M&S was already having problems in the UK even 10 years ago when I was working there [at Flamingo in London]. We were getting loads of briefs from M&S needing to rejuvenate its brand. It was a decade ago; I feel nothing much has changed.

I remember when we went to one of the M&S briefing sessions, we had told them all the issues with their style, fits and price, and their answer was: "Yes, we know all that, but could you make the current offerings work?" We never worked on any projects or finished any work as they got cancelled. We were told that M&S headquarters was revisiting its strategy and we never ever heard back.

Obviously, I don’t know the inner workings of M&S management, but you can get a good feeling from these experiences and contrast that with the level of commitment that other brands have for China.



OC&C Strategy Consultants

[Editor's note: Martin was Marks & Spencer's regional director for Asia from January 2012 to November 2013, when he was supporting the growth of 130+ stores in China, Hong Kong, India and Southeast Asia, as well as the launch of M&S’s e-commerce site in China.]

When a brand decides to leave a particular market, there is always an impact on its reputation. People get disappointed that they cannot buy the brand anymore. This did not only happen in China for M&S. It also happened in France where M&S left the French market twice, the second time for the same reason as in China.

One thing I want to emphasise is that there is no reason to comment on M&S's decision to leave China in a negative way. It is just a mature, responsible decision made in a context of limited overall resources and as a matter of prioritisation.

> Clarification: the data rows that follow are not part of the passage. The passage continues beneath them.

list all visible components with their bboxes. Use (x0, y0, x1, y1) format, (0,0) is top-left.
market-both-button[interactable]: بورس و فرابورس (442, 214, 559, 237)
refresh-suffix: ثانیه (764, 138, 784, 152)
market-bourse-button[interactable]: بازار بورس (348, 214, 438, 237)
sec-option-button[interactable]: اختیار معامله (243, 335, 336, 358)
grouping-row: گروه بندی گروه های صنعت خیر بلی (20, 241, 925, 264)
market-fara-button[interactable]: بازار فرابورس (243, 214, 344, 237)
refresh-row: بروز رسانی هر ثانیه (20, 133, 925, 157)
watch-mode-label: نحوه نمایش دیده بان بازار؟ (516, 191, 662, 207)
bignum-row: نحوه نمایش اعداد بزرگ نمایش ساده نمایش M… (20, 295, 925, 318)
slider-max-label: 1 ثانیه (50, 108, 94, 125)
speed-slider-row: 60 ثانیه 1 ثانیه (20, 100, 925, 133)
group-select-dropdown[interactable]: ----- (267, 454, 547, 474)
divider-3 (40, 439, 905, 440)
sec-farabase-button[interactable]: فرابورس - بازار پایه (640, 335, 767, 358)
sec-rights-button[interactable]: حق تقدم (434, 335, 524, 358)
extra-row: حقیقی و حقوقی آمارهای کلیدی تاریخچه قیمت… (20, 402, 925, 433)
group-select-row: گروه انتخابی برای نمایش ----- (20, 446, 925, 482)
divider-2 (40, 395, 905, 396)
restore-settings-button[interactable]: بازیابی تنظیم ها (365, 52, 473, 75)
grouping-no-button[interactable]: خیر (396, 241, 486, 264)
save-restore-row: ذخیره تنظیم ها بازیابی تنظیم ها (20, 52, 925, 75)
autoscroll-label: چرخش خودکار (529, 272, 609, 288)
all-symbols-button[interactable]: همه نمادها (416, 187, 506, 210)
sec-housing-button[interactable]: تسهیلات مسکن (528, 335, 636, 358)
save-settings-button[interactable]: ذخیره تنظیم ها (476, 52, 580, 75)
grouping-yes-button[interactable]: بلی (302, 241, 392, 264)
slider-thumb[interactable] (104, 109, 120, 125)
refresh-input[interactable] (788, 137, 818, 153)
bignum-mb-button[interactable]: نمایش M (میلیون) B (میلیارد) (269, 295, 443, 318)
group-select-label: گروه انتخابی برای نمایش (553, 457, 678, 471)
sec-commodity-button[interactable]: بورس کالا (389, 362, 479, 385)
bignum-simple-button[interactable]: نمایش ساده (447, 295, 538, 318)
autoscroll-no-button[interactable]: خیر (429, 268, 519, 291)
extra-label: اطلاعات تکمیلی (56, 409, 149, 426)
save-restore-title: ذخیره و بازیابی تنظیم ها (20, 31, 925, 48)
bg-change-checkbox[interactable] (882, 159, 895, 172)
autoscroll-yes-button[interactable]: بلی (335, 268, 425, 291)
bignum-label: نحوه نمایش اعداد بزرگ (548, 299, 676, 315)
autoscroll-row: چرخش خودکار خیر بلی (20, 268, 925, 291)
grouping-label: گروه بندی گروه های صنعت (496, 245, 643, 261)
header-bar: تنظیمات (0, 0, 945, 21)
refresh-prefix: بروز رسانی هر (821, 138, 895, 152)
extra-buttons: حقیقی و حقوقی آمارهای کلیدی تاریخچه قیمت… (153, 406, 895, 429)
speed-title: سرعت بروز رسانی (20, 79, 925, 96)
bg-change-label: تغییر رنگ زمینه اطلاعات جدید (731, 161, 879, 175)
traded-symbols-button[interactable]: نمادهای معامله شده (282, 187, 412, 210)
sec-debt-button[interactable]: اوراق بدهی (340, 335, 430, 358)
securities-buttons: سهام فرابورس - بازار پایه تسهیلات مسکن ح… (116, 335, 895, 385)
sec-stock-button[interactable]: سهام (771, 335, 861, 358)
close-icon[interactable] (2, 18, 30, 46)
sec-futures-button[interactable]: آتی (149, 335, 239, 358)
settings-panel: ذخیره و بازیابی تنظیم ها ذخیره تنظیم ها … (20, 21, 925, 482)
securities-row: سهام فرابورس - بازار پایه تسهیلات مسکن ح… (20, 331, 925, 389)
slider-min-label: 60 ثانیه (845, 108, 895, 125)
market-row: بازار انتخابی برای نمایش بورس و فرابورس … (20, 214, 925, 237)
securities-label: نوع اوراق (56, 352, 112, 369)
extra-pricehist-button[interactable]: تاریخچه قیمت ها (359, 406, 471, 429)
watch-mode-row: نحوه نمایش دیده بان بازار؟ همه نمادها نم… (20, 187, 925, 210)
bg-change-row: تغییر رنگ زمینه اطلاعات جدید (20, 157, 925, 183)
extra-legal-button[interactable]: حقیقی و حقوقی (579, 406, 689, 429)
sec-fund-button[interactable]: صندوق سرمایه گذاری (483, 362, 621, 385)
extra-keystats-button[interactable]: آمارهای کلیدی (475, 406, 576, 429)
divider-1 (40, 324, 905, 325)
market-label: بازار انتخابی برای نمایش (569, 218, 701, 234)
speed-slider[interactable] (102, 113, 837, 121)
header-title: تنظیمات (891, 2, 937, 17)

China required large long-term investments in all aspects of the business (product, communications, store expansion, internet) before getting a return. And M&S had other major projects that also required a lot of investment, like the development of their e-commerce platform and logistics in the UK. They could not do everything at the same time and chose to invest in the capabilities that seemed to give them the best likely return in the long run.

The possibility of the Marks & Spencer brand re-entering China under a different business model is there. Many brands operate in China through a cross-border e-commerce model. Therefore it is conceivable that Chinese customers who like the M&S brand may wish to shop on and get M&S goods delivered directly from the UK. I am not sure if the brand's website supports deliveries to China yet, but if it does not, it would not be very difficult to make this happen: M&S goods can already be shipped directly from the UK to Australian customers.

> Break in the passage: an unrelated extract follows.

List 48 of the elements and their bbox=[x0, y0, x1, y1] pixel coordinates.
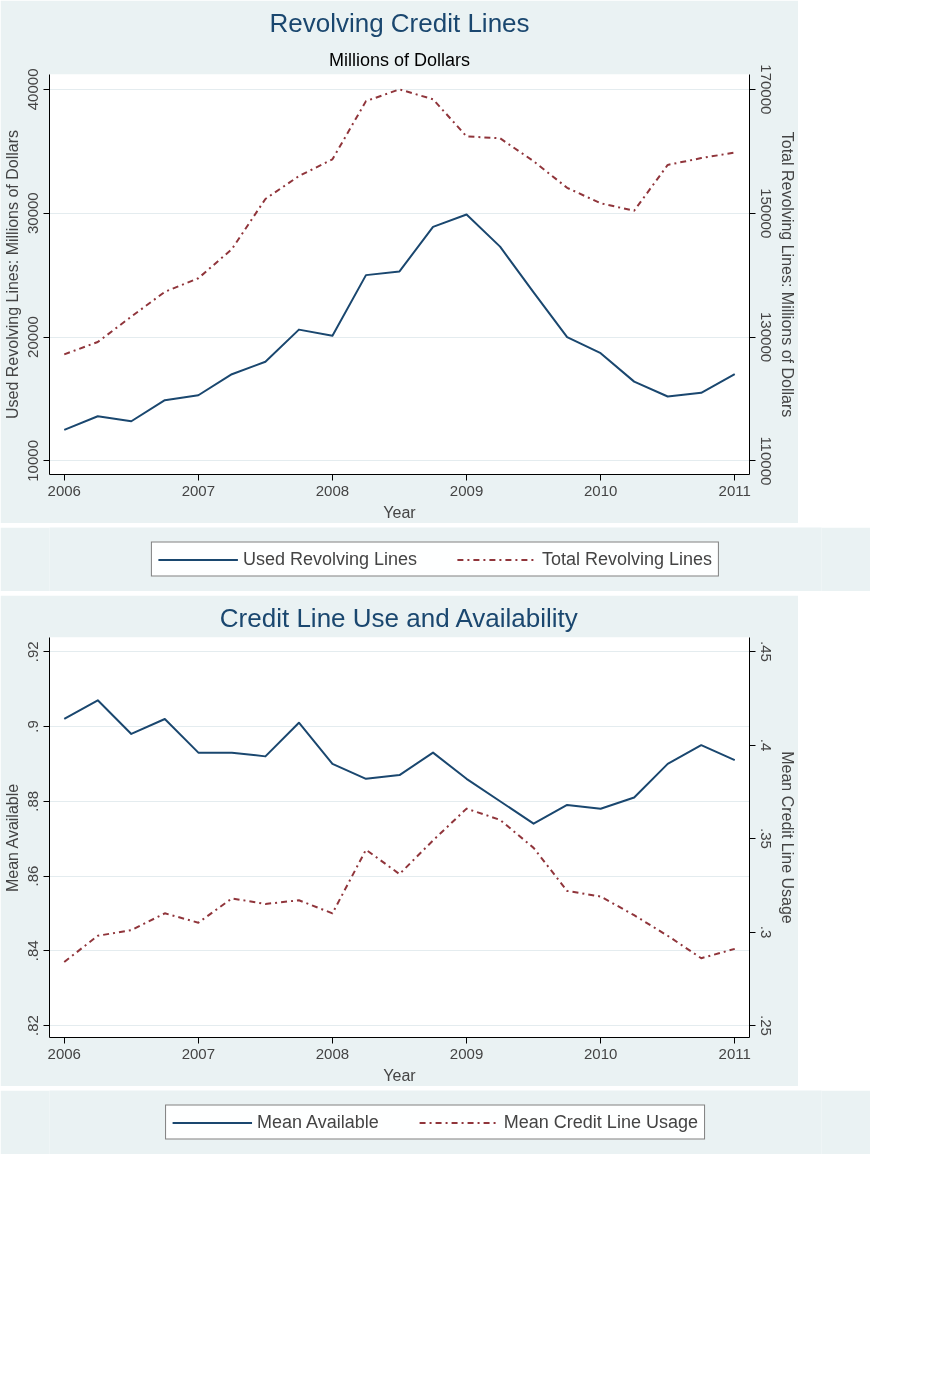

M&S did not have a lot of brand equity in China because the number of physical M&S stores was never very big (15 stores only). In a recent OC&C research report, we showed that there is a strong correlation between brand equity and the number of stores that a brand has opened in China. Even with the growing importance of the e-commerce channel, stores remain the key brand experience driver for retailers, and therefore the key contributor to brand awareness.

M&S's decision to leave China is just a mature, responsible decision made in a context of limited overall resources.

When it comes to marketing communications, in general retailers like M&S consider that the storefront (windows, imagery, visual merchandising) is their main communication medium. Another retailer, Zara, is famous for not investing in advertising at all. Therefore it is not surprising that M&S did not spend a lot on communications in China, apart from events with celebrities and limited campaigns to support store openings. Then, after the decision was made to leave China, it was even less of a priority to invest in communications.

In the UK, where M&S is much more active in the local media, the brand leverages the full range of communication channels, from TV to the internet.